Ocorreu no último fim de semana um encontro entre representantes de alto nível da administração Biden com o governo de Maduro em Caracas. O objetivo imediato seria um acordo energético com a Venezuela, após as sanções dos EUA contra a Rússia e um provável embargo petroleiro total. Tudo ocorreu sob um forte hermetismo.

terça-feira 8 de março de 2022 | Edição do dia

Funcionários de alto escalão do governo dos Estados Unidos se reuniram com membros do governo de Maduro, em Caracas, para discutir sobre o abastecimento mundial de petróleo, segundo o The New York Times. É a primeira reunião nesse nível em muito tempo, com representantes da Casa Branca e do Departamento de Estado, e estaria encabeçada pelo principal diretor do Conselho Nacional de Segurança para o Hemisfério Ocidental dos EUA, Juan González, e o embaixador dos EUA na Venezuela com sede na Colômbia, James Story, segundo diversos meios.

Embora o conteúdo do encontro não deixe de ter uma forte dose de especulação pelo secretismo sobre o discutido, já que oficialmente não saiu nada público de nenhuma das partes envolvidas a não ser pela confirmação da Casa Branca e do governo Maduro, o que se conhece é o que vazou pelos meios midiáticos.

A Casa Branca confirmou na segunda-feira a viagem de uma delegação de alto escalão à Caracas no fim de semana, para ter um encontro com o governo venezuelano sobre “segurança energética”, em meio à escalada de preços do petróleo pela invasão russa à Ucrânia. Isso foi indicado em coletiva de imprensa por Jen Psaki, porta-voz da administração Biden, ao ser perguntada sobre as conversações diretas entre Washington e Caracas.

O propósito da viagem [à Venezuela] era discutir diferentes temas, entre eles de início a segurança energética”, destacou a porta-voz presidencial. Psaki remarcou que as discussões com membros do governo Venezuelano “ocorreram nos últimos dias” e destacou que “continuam”. Inclusive, afirmou que trataram da situação dos seis ex-diretores da Citgo (filial nos Estados Unidos da PDVSA), cinco dos quais são cidadãos estadunidenses e um residente permanente, atualmente preso em Caracas. Fora isso, não deu nenhum detalhe sobre as conversas. O hermetismo segue.

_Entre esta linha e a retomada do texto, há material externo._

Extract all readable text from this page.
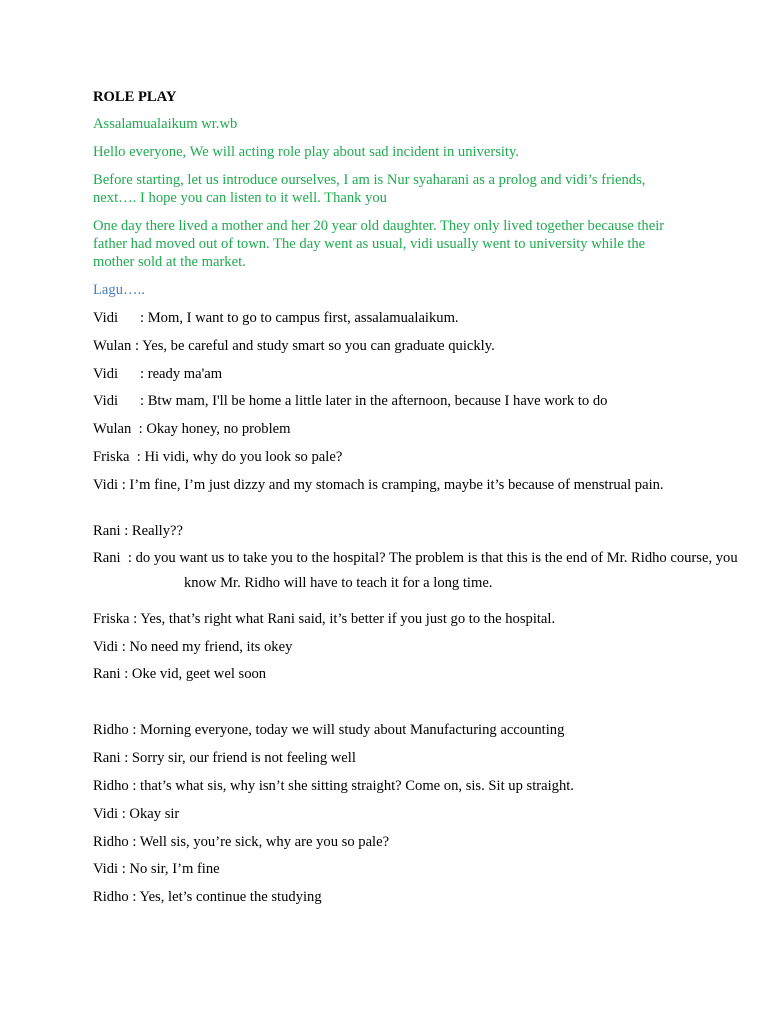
ROLE PLAY

Assalamualaikum wr.wb

Hello everyone, We will acting role play about sad incident in university.

Before starting, let us introduce ourselves, I am is Nur syaharani as a prolog and vidi’s friends, next…. I hope you can listen to it well. Thank you

One day there lived a mother and her 20 year old daughter. They only lived together because their father had moved out of town. The day went as usual, vidi usually went to university while the mother sold at the market.

Lagu…..

Vidi : Mom, I want to go to campus first, assalamualaikum.

Wulan : Yes, be careful and study smart so you can graduate quickly.

Vidi : ready ma'am

Vidi : Btw mam, I'll be home a little later in the afternoon, because I have work to do

Wulan : Okay honey, no problem

Friska : Hi vidi, why do you look so pale?

Vidi : I’m fine, I’m just dizzy and my stomach is cramping, maybe it’s because of menstrual pain.

Rani : Really??

Rani : do you want us to take you to the hospital? The problem is that this is the end of Mr. Ridho course, you know Mr. Ridho will have to teach it for a long time.

Friska : Yes, that’s right what Rani said, it’s better if you just go to the hospital.

Vidi : No need my friend, its okey

Rani : Oke vid, geet wel soon

Ridho : Morning everyone, today we will study about Manufacturing accounting

Rani : Sorry sir, our friend is not feeling well

Ridho : that’s what sis, why isn’t she sitting straight? Come on, sis. Sit up straight.

Vidi : Okay sir

Ridho : Well sis, you’re sick, why are you so pale?

Vidi : No sir, I’m fine

Ridho : Yes, let’s continue the studying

Também na noite de segunda-feira, o próprio Maduro fez um comunicado. “Tivemos uma reunião, eu poderia qualificar de respeitosa, cordial, muito diplomática (...) Nela estavam as bandeiras dos Estados Unidos e da Venezuela, e se encontravam muito bonitas, unidas como devem estar”, declarava de bom grado desde o Palácio de Miraflores, indicando uma coletiva de imprensa sobre os acordos alcançados nessa reunião para os próximos dias.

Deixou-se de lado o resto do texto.